Without a doubt, some discussion of the sexual nature of the relationship between President Clinton and Monica Lewinsky was needed to establish that Clinton had lied in his deposition in the Paula Jones case and in his subsequent grand jury testimony.  In both instances, Clinton denied under oath that he touched Lewinsky erotically.  To expose these lies, Starr could have simply listed sexual encounters by date and place, including a brief description of the sexual content, such as "Lewinsky fellated the President" or the "President touched Lewinsky's breasts." 

The Starr Report, however, went far beyond establishing that the President lied when he denied having sexual relations with Lewinsky, and included sexual details of various encounters that suggest the Report also had as its purpose to embarrass Clinton and thus limit his effectiveness as President.  Perhaps no detail revealed in the Starr Report better illustrates this prosecutorial overkill than the decision to include a description of Clinton putting a cigar in Lewinsky's vagina, then putting it in his own mouth and saying that it "tastes good"  (3-31-96).

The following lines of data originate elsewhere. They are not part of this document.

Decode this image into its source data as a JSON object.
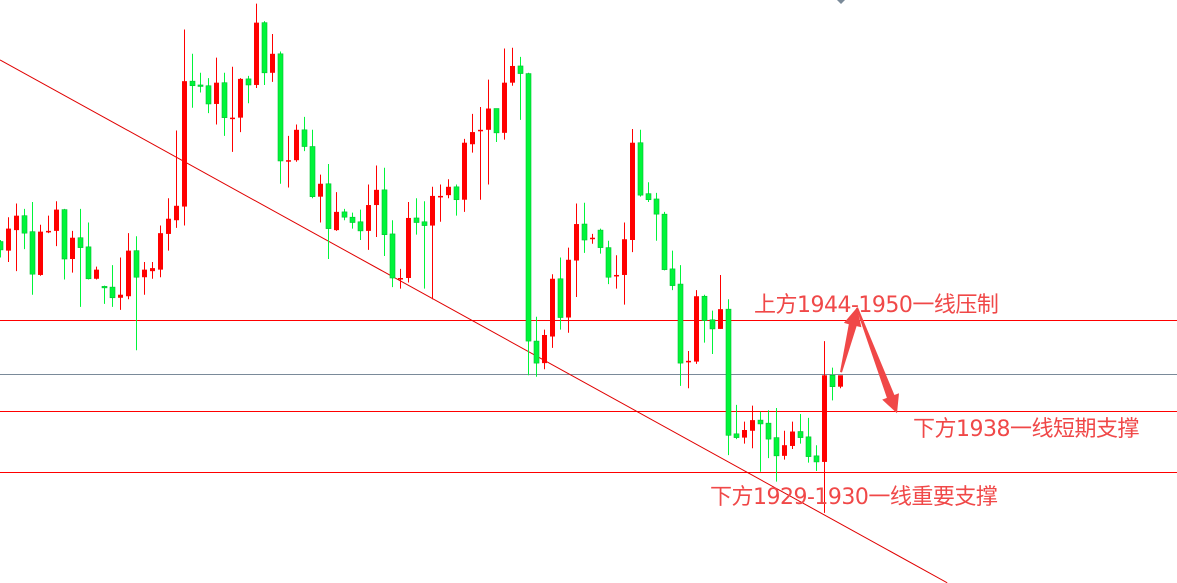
{
  "chart_data": {
    "type": "candlestick",
    "title": "",
    "xlabel": "",
    "ylabel": "",
    "ylim": [
      1915.4,
      1992.1
    ],
    "grid": false,
    "legend": "none",
    "colors": {
      "up": "#ff0000",
      "down": "#00f53a",
      "trendline": "#e00000",
      "level": "#ff0000",
      "current_price": "#7a8a99",
      "annotation": "#f04848"
    },
    "ohlc": [
      [
        1960.3,
        1960.5,
        1958.2,
        1959.2
      ],
      [
        1959.1,
        1963.5,
        1957.6,
        1962.0
      ],
      [
        1961.8,
        1965.3,
        1956.4,
        1963.7
      ],
      [
        1963.7,
        1964.6,
        1959.3,
        1961.4
      ],
      [
        1961.6,
        1965.5,
        1953.3,
        1956.0
      ],
      [
        1955.9,
        1962.5,
        1955.8,
        1961.6
      ],
      [
        1961.5,
        1963.7,
        1961.4,
        1961.7
      ],
      [
        1961.7,
        1965.6,
        1959.7,
        1964.5
      ],
      [
        1964.5,
        1964.6,
        1955.3,
        1958.0
      ],
      [
        1958.0,
        1961.7,
        1956.2,
        1960.8
      ],
      [
        1960.8,
        1964.6,
        1951.7,
        1959.5
      ],
      [
        1959.6,
        1962.8,
        1955.3,
        1955.4
      ],
      [
        1955.4,
        1957.0,
        1955.3,
        1956.6
      ],
      [
        1954.4,
        1954.5,
        1952.1,
        1954.3
      ],
      [
        1954.3,
        1957.2,
        1951.7,
        1952.9
      ],
      [
        1952.9,
        1958.2,
        1951.3,
        1953.3
      ],
      [
        1953.1,
        1961.4,
        1952.7,
        1959.1
      ],
      [
        1959.1,
        1961.0,
        1946.0,
        1955.6
      ],
      [
        1955.6,
        1957.6,
        1953.3,
        1956.6
      ],
      [
        1956.4,
        1957.6,
        1955.4,
        1956.8
      ],
      [
        1956.6,
        1962.4,
        1955.6,
        1961.4
      ],
      [
        1961.3,
        1966.0,
        1959.1,
        1963.3
      ],
      [
        1963.1,
        1974.9,
        1962.1,
        1965.0
      ],
      [
        1964.9,
        1988.2,
        1962.4,
        1981.4
      ],
      [
        1981.4,
        1985.0,
        1977.9,
        1980.8
      ],
      [
        1980.9,
        1982.5,
        1979.9,
        1980.8
      ],
      [
        1980.8,
        1981.8,
        1977.2,
        1978.4
      ],
      [
        1978.4,
        1984.5,
        1975.7,
        1981.2
      ],
      [
        1981.2,
        1982.5,
        1974.2,
        1976.6
      ],
      [
        1976.5,
        1983.3,
        1972.1,
        1976.6
      ],
      [
        1976.6,
        1981.8,
        1974.7,
        1981.7
      ],
      [
        1981.7,
        1982.1,
        1978.5,
        1980.9
      ],
      [
        1980.9,
        1991.6,
        1980.5,
        1989.1
      ],
      [
        1989.1,
        1989.3,
        1980.9,
        1982.5
      ],
      [
        1982.5,
        1987.6,
        1981.3,
        1985.0
      ],
      [
        1985.0,
        1985.3,
        1967.9,
        1970.9
      ],
      [
        1970.9,
        1974.2,
        1967.4,
        1971.0
      ],
      [
        1971.0,
        1975.7,
        1970.8,
        1975.0
      ],
      [
        1975.0,
        1976.7,
        1972.2,
        1972.8
      ],
      [
        1972.8,
        1975.0,
        1966.0,
        1966.2
      ],
      [
        1966.2,
        1969.1,
        1962.8,
        1967.9
      ],
      [
        1967.9,
        1970.5,
        1958.0,
        1962.0
      ],
      [
        1961.8,
        1966.8,
        1961.7,
        1964.2
      ],
      [
        1964.2,
        1964.6,
        1963.1,
        1963.5
      ],
      [
        1963.5,
        1964.1,
        1962.0,
        1962.8
      ],
      [
        1962.9,
        1964.5,
        1960.5,
        1961.7
      ],
      [
        1961.7,
        1967.8,
        1959.2,
        1965.1
      ],
      [
        1965.1,
        1970.3,
        1960.9,
        1967.1
      ],
      [
        1967.1,
        1970.0,
        1958.4,
        1961.2
      ],
      [
        1961.3,
        1963.1,
        1954.3,
        1955.5
      ],
      [
        1955.4,
        1956.7,
        1954.1,
        1955.5
      ],
      [
        1955.5,
        1965.5,
        1954.9,
        1963.4
      ],
      [
        1963.4,
        1966.0,
        1961.2,
        1962.8
      ],
      [
        1962.9,
        1965.6,
        1954.1,
        1962.4
      ],
      [
        1962.4,
        1967.5,
        1952.7,
        1966.3
      ],
      [
        1966.2,
        1967.8,
        1962.9,
        1966.3
      ],
      [
        1966.4,
        1968.5,
        1966.0,
        1967.5
      ],
      [
        1967.5,
        1967.8,
        1963.7,
        1965.8
      ],
      [
        1965.8,
        1973.8,
        1964.2,
        1973.3
      ],
      [
        1973.1,
        1977.1,
        1972.0,
        1974.7
      ],
      [
        1974.9,
        1978.0,
        1965.8,
        1975.0
      ],
      [
        1975.0,
        1981.6,
        1967.8,
        1977.8
      ],
      [
        1977.8,
        1977.8,
        1973.4,
        1974.6
      ],
      [
        1974.6,
        1985.7,
        1973.7,
        1981.2
      ],
      [
        1981.2,
        1985.8,
        1980.8,
        1983.4
      ],
      [
        1983.4,
        1984.6,
        1976.3,
        1982.4
      ],
      [
        1982.4,
        1982.5,
        1942.7,
        1947.2
      ],
      [
        1947.2,
        1950.4,
        1942.5,
        1944.3
      ],
      [
        1944.3,
        1948.7,
        1943.5,
        1948.0
      ],
      [
        1947.8,
        1956.0,
        1946.3,
        1955.4
      ],
      [
        1955.4,
        1958.2,
        1948.7,
        1950.3
      ],
      [
        1950.3,
        1959.5,
        1948.3,
        1957.9
      ],
      [
        1957.8,
        1965.3,
        1953.0,
        1962.6
      ],
      [
        1962.6,
        1965.4,
        1958.8,
        1960.5
      ],
      [
        1960.7,
        1961.3,
        1960.0,
        1960.8
      ],
      [
        1961.8,
        1962.0,
        1958.7,
        1959.5
      ],
      [
        1959.5,
        1960.4,
        1954.7,
        1955.6
      ],
      [
        1955.8,
        1958.5,
        1954.1,
        1955.9
      ],
      [
        1955.9,
        1962.8,
        1952.0,
        1960.6
      ],
      [
        1960.5,
        1975.1,
        1958.9,
        1973.3
      ],
      [
        1973.3,
        1975.0,
        1966.2,
        1966.4
      ],
      [
        1966.6,
        1968.1,
        1965.5,
        1965.8
      ],
      [
        1965.9,
        1966.7,
        1960.4,
        1963.9
      ],
      [
        1963.9,
        1964.2,
        1956.5,
        1956.6
      ],
      [
        1956.7,
        1959.1,
        1953.9,
        1954.5
      ],
      [
        1954.7,
        1957.2,
        1941.3,
        1944.3
      ],
      [
        1944.4,
        1945.9,
        1941.0,
        1944.6
      ],
      [
        1944.5,
        1953.9,
        1944.2,
        1953.1
      ],
      [
        1953.1,
        1953.3,
        1947.0,
        1949.9
      ],
      [
        1950.0,
        1951.2,
        1945.5,
        1948.8
      ],
      [
        1948.8,
        1955.9,
        1948.8,
        1951.4
      ],
      [
        1951.4,
        1952.7,
        1932.2,
        1934.8
      ],
      [
        1935.0,
        1938.8,
        1934.3,
        1934.5
      ],
      [
        1934.5,
        1936.6,
        1933.7,
        1935.5
      ],
      [
        1935.4,
        1938.7,
        1933.1,
        1936.8
      ],
      [
        1936.8,
        1937.9,
        1930.0,
        1936.3
      ],
      [
        1936.4,
        1938.1,
        1931.8,
        1934.3
      ],
      [
        1934.5,
        1938.4,
        1928.7,
        1932.1
      ],
      [
        1932.1,
        1935.4,
        1931.6,
        1933.5
      ],
      [
        1933.4,
        1936.6,
        1933.0,
        1935.3
      ],
      [
        1935.3,
        1937.6,
        1933.7,
        1934.5
      ],
      [
        1934.6,
        1937.1,
        1931.2,
        1932.0
      ],
      [
        1932.1,
        1933.5,
        1930.1,
        1931.3
      ],
      [
        1931.3,
        1947.2,
        1924.6,
        1942.7
      ],
      [
        1942.7,
        1943.7,
        1939.4,
        1941.2
      ],
      [
        1941.2,
        1942.5,
        1941.0,
        1942.7
      ]
    ],
    "horizontal_levels": [
      {
        "price": 1950,
        "kind": "resistance"
      },
      {
        "price": 1942.9,
        "kind": "current_price"
      },
      {
        "price": 1938,
        "kind": "support"
      },
      {
        "price": 1930,
        "kind": "support"
      }
    ],
    "trendline": {
      "from": {
        "bar": 0,
        "price": 1984.2
      },
      "to": {
        "bar": 118.4,
        "price": 1915.4
      }
    },
    "annotations": {
      "resistance": "上方1944-1950一线压制",
      "short_support": "下方1938一线短期支撑",
      "major_support": "下方1929-1930一线重要支撑"
    },
    "forecast_path": [
      {
        "bar": 105,
        "price": 1943.1
      },
      {
        "bar": 107,
        "price": 1951.6
      },
      {
        "bar": 112,
        "price": 1937.7
      }
    ]
  }
}
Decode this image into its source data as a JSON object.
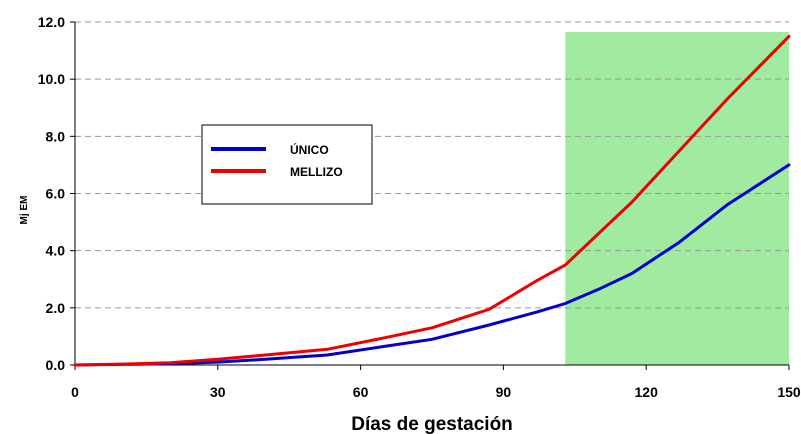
{
  "chart_data": {
    "type": "line",
    "xlabel": "Días de gestación",
    "ylabel": "Mj EM",
    "xlim": [
      0,
      150
    ],
    "ylim": [
      0,
      12
    ],
    "xticks": [
      0,
      30,
      60,
      90,
      120,
      150
    ],
    "yticks": [
      "0.0",
      "2.0",
      "4.0",
      "6.0",
      "8.0",
      "10.0",
      "12.0"
    ],
    "grid": "horizontal dashed",
    "legend_position": "left-middle",
    "highlight": {
      "x_start": 103,
      "x_end": 150,
      "color": "#90e890"
    },
    "series": [
      {
        "name": "ÚNICO",
        "color": "#0000cc",
        "x": [
          0,
          10,
          20,
          30,
          40,
          53,
          65,
          75,
          87,
          97,
          103,
          110,
          117,
          127,
          137,
          150
        ],
        "y": [
          0.0,
          0.02,
          0.05,
          0.1,
          0.2,
          0.35,
          0.65,
          0.9,
          1.4,
          1.85,
          2.15,
          2.65,
          3.2,
          4.3,
          5.6,
          7.0
        ]
      },
      {
        "name": "MELLIZO",
        "color": "#ee0000",
        "x": [
          0,
          10,
          20,
          30,
          40,
          53,
          65,
          75,
          87,
          97,
          103,
          110,
          117,
          127,
          137,
          150
        ],
        "y": [
          0.0,
          0.03,
          0.08,
          0.2,
          0.35,
          0.55,
          0.95,
          1.3,
          1.95,
          2.95,
          3.5,
          4.6,
          5.7,
          7.5,
          9.3,
          11.5
        ]
      }
    ]
  }
}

The cigar incident would inspire countless jokes by late-night comics and greatly weakened the ability of the President to ever again be seen as "presidential."  The same good be said of the Starr  Report's  description of  the President masturbating in a sink in his bathroom, its description of Clinton taking calls from members of Congress while receiving oral sex, or its mention of a more traditional form of "phone sex" between Lewinsky and the President.

The American people--most of them, anyway--learned far more about the President's private behavior from the Starr Report than they ever wanted to or needed to.  As Judge Richard Posner (a respected federal appeals court judge appointed by President Reagan) observed in An Affair of State: The Investigation, Impeachment, and Trial of President Clinton, the details "are a distraction to anyone who wants to understand and evaluate Clinton's Presidency or the role and function of the President in American government and society."  Posner also noted that details such as the cigar story were no doubt difficult on Clinton's family and close friends because they made it more difficult for them to "avert their eyes, as it were, from the relationship with Lewinsky."

One can only speculate on Starr's reasons for including such distracting and embarrassing details in his report.  It is conceivable that he somehow believed them critical to making his case for Clinton's guilt, but it is far more likely that he had come to detest the President and the President's  most vocal supporters, probably for the very understandable reason that he had been viciously--and at times unfairly--attacked by them.  Yet, as Judge Posner observed, "We expect better from our prosecutors;...they are not to hate their quarry."